Presto

New Features and Enhancements

  • PRES-2774, PRES-2060: Encrypted Azure AD key/token support for Azure Gen2 in Presto.

  • PRES-2372: Cost-based optimization (CBO) for JOIN reordering and JOIN distribution type selection, using statistics in the Hive metastore, is enabled by default for Presto version 0.208.

    The following values have been added to the default cluster configuration for Qubole Presto version 0.208.

    optimizer.join-reordering-strategy=AUTOMATIC
    join-distribution-type=AUTOMATIC
    join-max-broadcast-table-size=100MB
    
  • PRES-2256: Presto Decimal Coercion support is available in QDS Presto version 0.208

  • PRES-2695: QDS allows you to override the required number of workers feature’s cluster-level properties, query-manager.required-workers-max-wait and query-manager.required-workers at the query level using the corresponding session-level properties required_workers_max_wait and required_workers.

  • PRES-2918: A new experimental configuration property experimental.reserved-pool-enabled has been added to Presto version 0.208 to allow you to disable the Reserved Pool. The Reserved Pool prevents deadlocks when memory is exhausted in the General Pool; the largest query is promoted to the to Reserved Pool. But only one query is promoted and the remaining queries in the General Pool are blocked state whenever the pool is full. To avoid this, you can set experimental.reserved-pool-enabled to false thereby disabling the Reserved Pool. For more information, see Disabling Reserved Pool.

  • PRES-2657: The path for spill-to-disk functionality, experimental.spiller-spill-path=/media/ephemeral0/presto/spill_dir, has been configured by default in Qubole Presto 0.208. This allows you to use spill-to-disk easily, either by setting set session spill_enabled=true for individual queries, or adding experimental.spill-enabled=true to the Presto cluster configuration override to enable spill-to-disk for all queries.

  • PRES-111: Added a procedure call to clear stale Hive metastore caches. Useful when metastore updates might have occurred from outside the Presto cluster. The command is supported only in Presto version 0.208.

  • PRES-2742: Push configurations for Presto cluster use a REST API call instead of SSH. Via Support, Cluster Restart Required.

  • PRES-2744: New session property qubole_max_raw_input_datasize=1TB limits the total bytes scanned.

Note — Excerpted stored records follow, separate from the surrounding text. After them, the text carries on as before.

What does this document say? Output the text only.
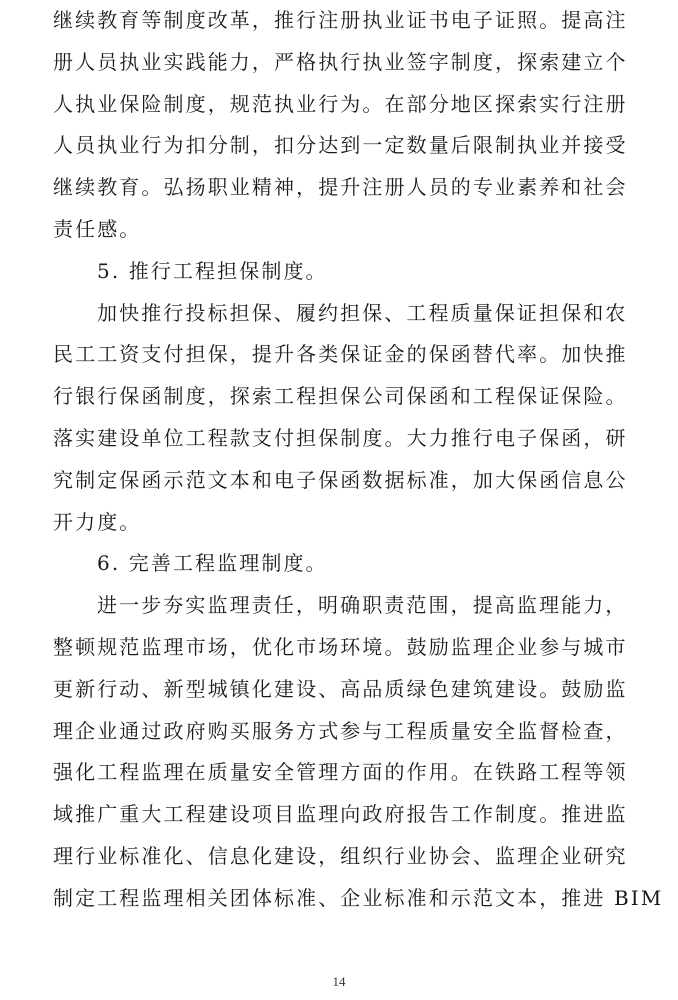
继续教育等制度改革，推行注册执业证书电子证照。提高注
册人员执业实践能力，严格执行执业签字制度，探索建立个
人执业保险制度，规范执业行为。在部分地区探索实行注册
人员执业行为扣分制，扣分达到一定数量后限制执业并接受
继续教育。弘扬职业精神，提升注册人员的专业素养和社会
责任感。
5. 推行工程担保制度。
加快推行投标担保、履约担保、工程质量保证担保和农
民工工资支付担保，提升各类保证金的保函替代率。加快推
行银行保函制度，探索工程担保公司保函和工程保证保险。
落实建设单位工程款支付担保制度。大力推行电子保函，研
究制定保函示范文本和电子保函数据标准，加大保函信息公
开力度。
6. 完善工程监理制度。
进一步夯实监理责任，明确职责范围，提高监理能力，
整顿规范监理市场，优化市场环境。鼓励监理企业参与城市
更新行动、新型城镇化建设、高品质绿色建筑建设。鼓励监
理企业通过政府购买服务方式参与工程质量安全监督检查，
强化工程监理在质量安全管理方面的作用。在铁路工程等领
域推广重大工程建设项目监理向政府报告工作制度。推进监
理行业标准化、信息化建设，组织行业协会、监理企业研究
制定工程监理相关团体标准、企业标准和示范文本，推进 BIM
14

Queries that exceed this limit fail with the RAW_INPUT_DATASIZE_READ_LIMIT_EXCEEDED exception. This ensures rogue queries do not run for a very long time.

  • PRES-2790: Performance improvement in queries involving IN and NOT IN over a subquery. See this blog post.

  • PRES-2605 Added a new scheduler to optimally schedule tasks according to where Rubix caches the data. See `https://www.qubole.com/blog/presto-rubix-scheduler-improves-cache-reads/`__.

  • PRES-111: Added call hive.default.clear_cache() procedure call to clear stale hive metastore caches. Useful when metastore updates might have occurred from outside the Presto cluster.

  • PRES-2584: Improved smart query retry to support INSERT OVERWRITE TABLE, CREATE TABLE AS and SELECT queries which failed without returning any data. Tracking of query retries has been improved in command logs with Query Tracker links for retries.

  • JDBC-124: QDS now supports concurrent multiple statements in Presto FastPath.

  • PRES-2510: Choosing the Presto UI from the QDS Control Panel redirects to <base-url>/presto-ui-<cluster-id>/ui/. It also redirects <coordinator>:dns:8081 to a static resource <base-url>/ui/index.html.

  • PRES-2992: QDS adds presto-tpcds, presto-localfile, and presto-thrift connectors to Presto 0.193 and 0.208 versions.

Bug Fixes

  • PRES-2568: Fixes a problem that causedc a carriage return \r to be incorrectly added wherever there was a semicolon in a query.

  • PRES-2810: Fixes a problem that caused failures in query planning when dynamic filtering is enabled.